Canouan – A Gruesome Reminder
Just as a new spate of localised killings re-focused our attention on our seeming murder plague, a gruesome development on the Grenadine Island of Canouan has shocked us into the reality of our real world. We are now grappling with the discovery of 11 decomposing bodies found on a small boat
which was washed up on the shores of Canouan. Preliminary reports from the local police state that, along with the grisly remains, passports were found indicating that those passport holders were from the West African state of Mali.
What an irony! On the day before the discovery,Vincentians had been commemorating African Liberation Day. My congratulations to the organisers, led by Sister Ideisha Jackson, for keeping the 51-year-old tradition alive. A pity that just one day after, a reminder of our centuries-old connection with Africa, both in glorious memories, shameful past and sad present, should turn up on our shores!
Mali is a West African nation, home of the famous Mandingo people with a rich historical heritage. But like many other African nations, it has been subjected to the ravages of European colonisation and from which many Africans were ensnared, subjugated and subjected to the horrors of inhuman slavery. Today many of the descendants of its sons and daughters make up the black population of Caribbean nations.
Most of its existence over the last 500 years has been a sorrowful one, like that of so many of its neighbours in West Africa, at the hands of French colonisation and imperialism. They not only plundered and raped at will, but which even after independence kept what was called “francophone Africa’ in economic, social and cultural chains. Its famed city,Timbuktu, was renowned as a centre of culture, trade and education having one of the oldest universities in the world! Timbuktu is today a UNESCO World Heritage site. That the remains of Malians could today be found in St Vincent and the Grenadines, almost 4000 miles away is not retracing the ills of the slave trade of the past but rather reflective of similar ills being perpetuated today.
French domination of Mali and much of West Africa in the sixties continued up until the recent past with the plundering of its resources and impoverishment. It currently has a military government like Burkina Faso and Chad, but most of its people are still poverty-stricken. This has resulted in a perilous attempt at illegal migration, primarily aimed at Europe.
Modern day human traffickers have been exploiting the situation charging West Africans for voyages in rickety vessels in perilous waters of the Atlantic and Mediterranean to try and make the trip to Europe. Some even try more hazardous routes across the Sahara Desert and via Libya to reach southern Europe.

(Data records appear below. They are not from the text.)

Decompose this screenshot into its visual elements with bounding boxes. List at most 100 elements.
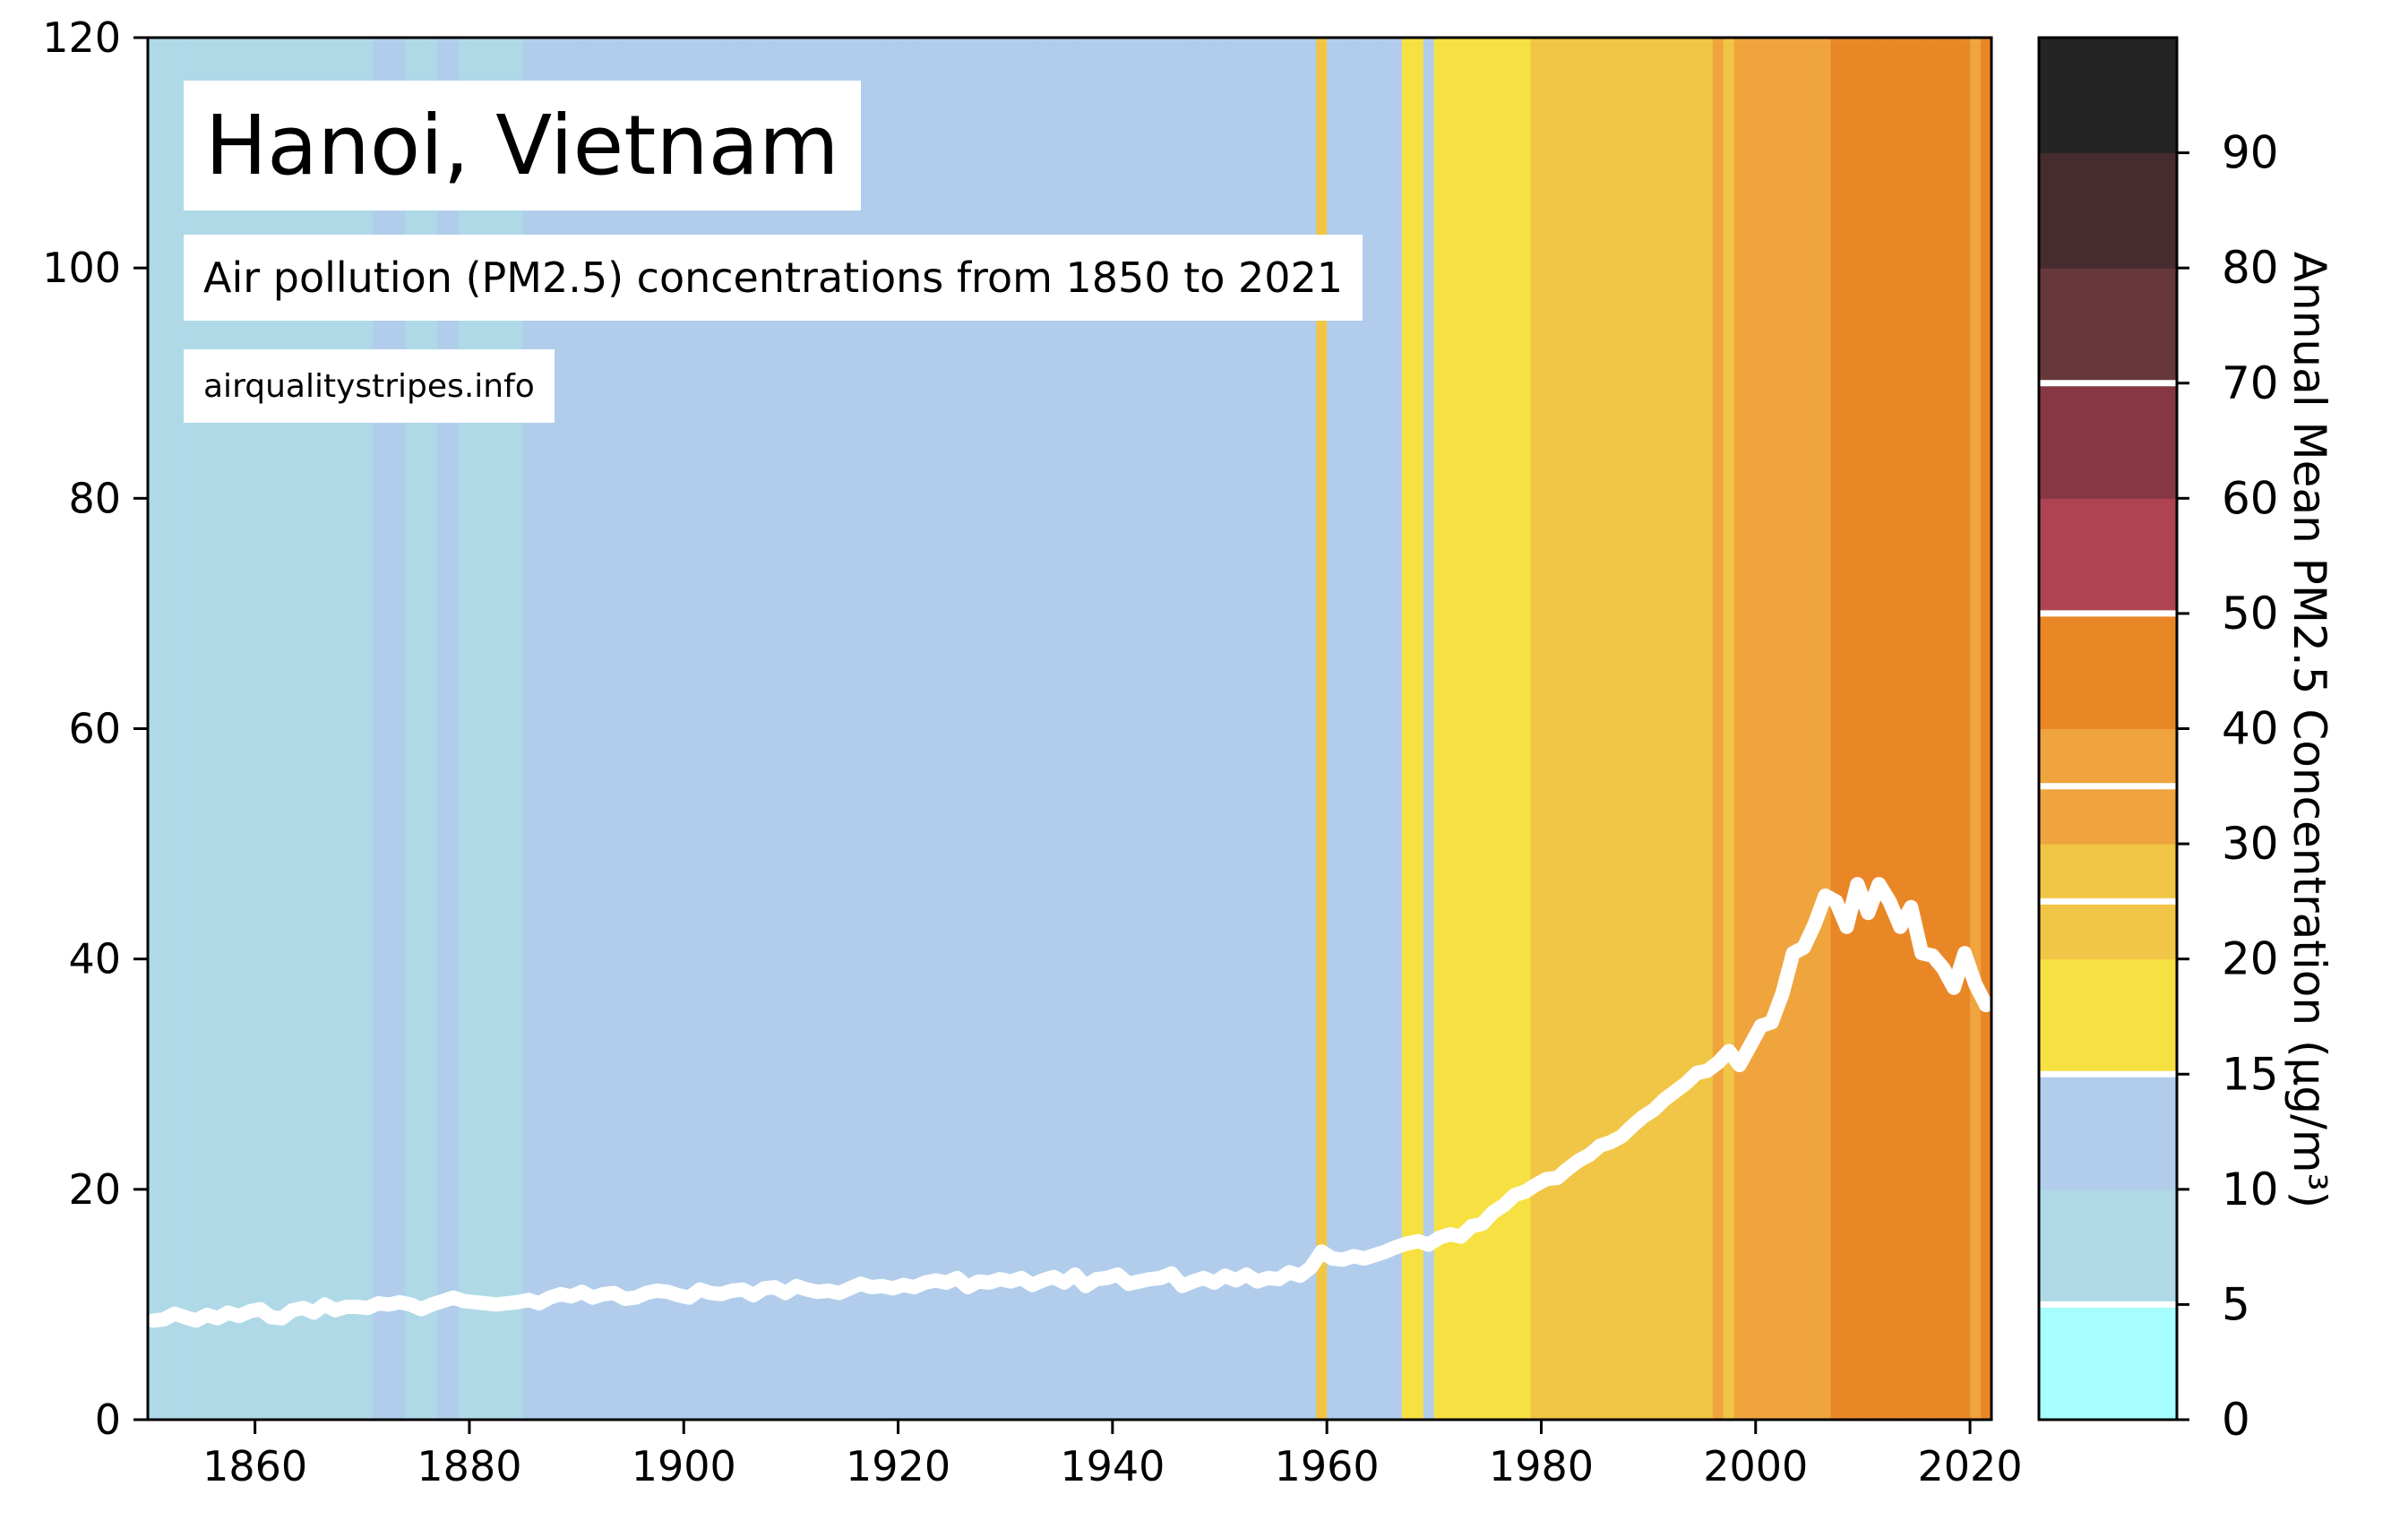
y-tick-label: 40 bbox=[68, 935, 121, 983]
year-stripe bbox=[1895, 38, 1906, 1420]
year-stripe bbox=[973, 38, 985, 1420]
year-stripe bbox=[1027, 38, 1038, 1420]
y-tick-label: 20 bbox=[68, 1165, 121, 1214]
year-stripe bbox=[1776, 38, 1789, 1420]
year-stripe bbox=[1595, 38, 1606, 1420]
year-stripe bbox=[759, 38, 770, 1420]
year-stripe bbox=[1176, 38, 1189, 1420]
year-stripe bbox=[1862, 38, 1874, 1420]
pm25-line-layer bbox=[146, 877, 1993, 1328]
x-tick-label: 1860 bbox=[202, 1442, 307, 1490]
year-stripe bbox=[1755, 38, 1767, 1420]
year-stripe bbox=[684, 38, 695, 1420]
year-stripe bbox=[1230, 38, 1243, 1420]
year-stripe bbox=[994, 38, 1006, 1420]
year-stripe bbox=[148, 38, 159, 1420]
y-tick-label: 120 bbox=[42, 13, 121, 62]
year-stripe bbox=[1541, 38, 1553, 1420]
year-stripe bbox=[1584, 38, 1595, 1420]
year-stripe bbox=[1905, 38, 1917, 1420]
year-stripe bbox=[587, 38, 599, 1420]
year-stripe bbox=[1155, 38, 1167, 1420]
year-stripe bbox=[1198, 38, 1210, 1420]
year-stripe bbox=[887, 38, 899, 1420]
year-stripe bbox=[1165, 38, 1178, 1420]
y-axis: 0 20 40 60 80 100 120 bbox=[42, 13, 148, 1444]
colorbar-tick-label: 10 bbox=[2222, 1164, 2279, 1215]
colorbar-label: Annual Mean PM2.5 Concentration (µg/m³) bbox=[2283, 251, 2335, 1209]
year-stripe bbox=[1359, 38, 1371, 1420]
year-stripe bbox=[1981, 38, 1992, 1420]
y-tick-label: 80 bbox=[68, 474, 121, 522]
colorbar-tick-label: 40 bbox=[2222, 703, 2279, 755]
year-stripe bbox=[1316, 38, 1328, 1420]
year-stripe bbox=[855, 38, 867, 1420]
year-stripe bbox=[1048, 38, 1060, 1420]
year-stripe bbox=[1390, 38, 1403, 1420]
colorbar-tick-label: 0 bbox=[2222, 1394, 2250, 1446]
year-stripe bbox=[1916, 38, 1928, 1420]
year-stripe bbox=[1241, 38, 1253, 1420]
year-stripe bbox=[1208, 38, 1221, 1420]
year-stripe bbox=[1294, 38, 1306, 1420]
year-stripe bbox=[737, 38, 749, 1420]
year-stripe bbox=[1412, 38, 1424, 1420]
year-stripe bbox=[1476, 38, 1489, 1420]
colorbar-tick-label: 80 bbox=[2222, 242, 2279, 294]
x-tick-label: 1900 bbox=[632, 1442, 736, 1490]
colorbar-tick-label: 15 bbox=[2222, 1048, 2279, 1100]
year-stripe bbox=[1037, 38, 1049, 1420]
year-stripe bbox=[1648, 38, 1660, 1420]
year-stripe bbox=[1348, 38, 1360, 1420]
year-stripe bbox=[1744, 38, 1757, 1420]
x-tick-label: 1960 bbox=[1275, 1442, 1380, 1490]
year-stripe bbox=[1487, 38, 1500, 1420]
year-stripe bbox=[930, 38, 942, 1420]
year-stripe bbox=[1305, 38, 1317, 1420]
year-stripe bbox=[822, 38, 835, 1420]
year-stripe bbox=[1712, 38, 1724, 1420]
chart-subtitle: Air pollution (PM2.5) concentrations fro… bbox=[184, 235, 1363, 321]
year-stripe bbox=[158, 38, 170, 1420]
year-stripe bbox=[641, 38, 652, 1420]
year-stripe bbox=[727, 38, 738, 1420]
year-stripe bbox=[1466, 38, 1478, 1420]
year-stripe bbox=[1562, 38, 1574, 1420]
year-stripe bbox=[1766, 38, 1778, 1420]
year-stripe bbox=[1884, 38, 1896, 1420]
year-stripe bbox=[1841, 38, 1853, 1420]
year-stripe bbox=[1337, 38, 1349, 1420]
x-tick-label: 2000 bbox=[1703, 1442, 1808, 1490]
x-axis: 1860 1880 1900 1920 1940 1960 1980 2000 2020 bbox=[202, 1420, 2023, 1490]
colorbar-tick-label: 70 bbox=[2222, 357, 2279, 409]
year-stripe bbox=[1327, 38, 1338, 1420]
x-tick-label: 1880 bbox=[417, 1442, 521, 1490]
year-stripe bbox=[1723, 38, 1735, 1420]
year-stripe bbox=[748, 38, 760, 1420]
y-tick-label: 100 bbox=[42, 244, 121, 292]
year-stripe bbox=[1187, 38, 1200, 1420]
colorbar-band bbox=[2039, 958, 2177, 1075]
year-stripe bbox=[1090, 38, 1103, 1420]
year-stripe bbox=[769, 38, 781, 1420]
year-stripe bbox=[898, 38, 910, 1420]
year-stripe bbox=[801, 38, 813, 1420]
x-tick-label: 1920 bbox=[846, 1442, 950, 1490]
year-stripe bbox=[1144, 38, 1157, 1420]
year-stripe bbox=[1519, 38, 1532, 1420]
y-tick-label: 0 bbox=[95, 1395, 121, 1444]
year-stripe bbox=[598, 38, 610, 1420]
year-stripe bbox=[876, 38, 889, 1420]
year-stripe bbox=[705, 38, 717, 1420]
year-stripe bbox=[1016, 38, 1028, 1420]
year-stripe bbox=[1938, 38, 1949, 1420]
x-tick-label: 2020 bbox=[1918, 1442, 2023, 1490]
year-stripe bbox=[1616, 38, 1628, 1420]
colorbar-band bbox=[2039, 268, 2177, 384]
year-stripe bbox=[630, 38, 641, 1420]
year-stripe bbox=[790, 38, 803, 1420]
year-stripe bbox=[984, 38, 995, 1420]
year-stripe bbox=[1101, 38, 1114, 1420]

What has been found in Canouan is a mere replication of many similar ill-fated voyages which have ended up on the shorelines of islands in the Canary and Cape Verde Island chains, or on shores off the coasts of Italy and Greece. Some have miraculously even made it to France attempting to cross the English Channel but have not always had more luck than those washed up on Canouan.
It is an indictment of the conditions in which hundreds of millions of Africans are still being forced to endure today leading to the ultimate desperation to pay for such perilous voyages. It is scandalous that the rape of Africa’s resources, particularly now of its “rare minerals” should be allowed to continue under the supervision and with the collusion of so many of today’s leaders.
This is why the concept of African liberation today carries such urgent meaning. To think of rotting African bodies washed up on our shores, or those of St Kitts and Grenada must heighten our concerns. The genocide currently being carried out in Palestine in full view of the world must be an affront to us as black people. Currently the people of Namibia in Southwest Africa are intensifying their demands for reparative justice from Germany for a similar genocide against their people.
We cannot, must not, stay silent in the face of all this injustice. The vessel found on the shore in Canouan is a powerful reminder of the tasks before us. No longer is the achievement of independence by itself, the appointments of local Prime Ministers, governments and armies sufficient. That much we have learnt, bitterly.
The paramount issues today are the quality of life of our people, the never-ending war against poverty and hunger, the enjoyment of fundamental human rights by all. The vessel in Canouan is there to remind us of all this and of the need to step up the fight for restorative justice world-wide.
- Renwick Rose is a Social and Political commentator.